Era il 1865, quando, nel cuore del Friuli, Raffaele Schneider fondava una piccola officina meccanica. All’epoca, lavorare il ferro era pura fatica manuale. «Mio padre raccontava che per fare un solo foro servivano ore di lavoro, scaldando e battendo a mano il metallo», ricorda oggi il pronipote, anche lui Raffaele, attuale guida. Fu il nonno, negli anni Trenta e Quaranta, a dare il primo slancio industriale: le Officine Meccaniche Schneider divennero uno dei poli attivi del Friuli.

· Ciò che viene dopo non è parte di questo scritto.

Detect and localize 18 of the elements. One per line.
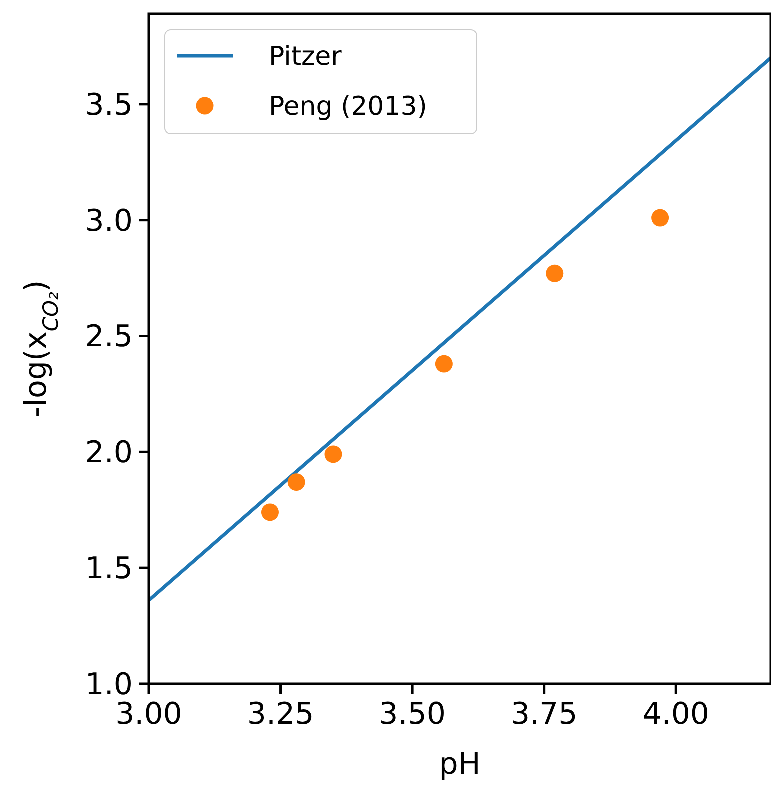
x-tick-label: 3.25 xyxy=(247,697,314,732)
legend-label: Pitzer xyxy=(269,42,342,72)
point xyxy=(324,446,342,464)
y-tick-label: 2.5 xyxy=(85,320,133,355)
y-tick-label: 2.0 xyxy=(85,436,133,471)
x-tick-label: 4.00 xyxy=(642,697,710,732)
point xyxy=(435,355,453,373)
point xyxy=(261,504,279,522)
x-tick-label: 3.50 xyxy=(379,697,446,732)
y-tick-label: 3.0 xyxy=(85,204,133,239)
legend-label: Peng (2013) xyxy=(269,92,428,122)
point xyxy=(546,264,564,282)
x-tick-label: 3.75 xyxy=(510,697,578,732)
y-tick-label: 3.5 xyxy=(85,88,133,123)
y-tick-label: 1.5 xyxy=(85,552,133,587)
point xyxy=(288,474,306,492)
x-axis-title: pH xyxy=(439,747,481,782)
point xyxy=(652,209,670,227)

Superato il trauma del terremoto del 1976, negli anni Ottanta, Raffaele Schneider, grazie alla sua formazione elettronica, portò l’innovazione: l’automazione applicata a cancelli e porte. «Pochi credevano che la tecnologia potesse integrarsi con l’artigianato. Noi lo abbiamo fatto», spiega. L’azienda ottenne l’esclusiva Faac per Udine e realizzò porte automatiche per grandi nomi come Mercedes e Fiat.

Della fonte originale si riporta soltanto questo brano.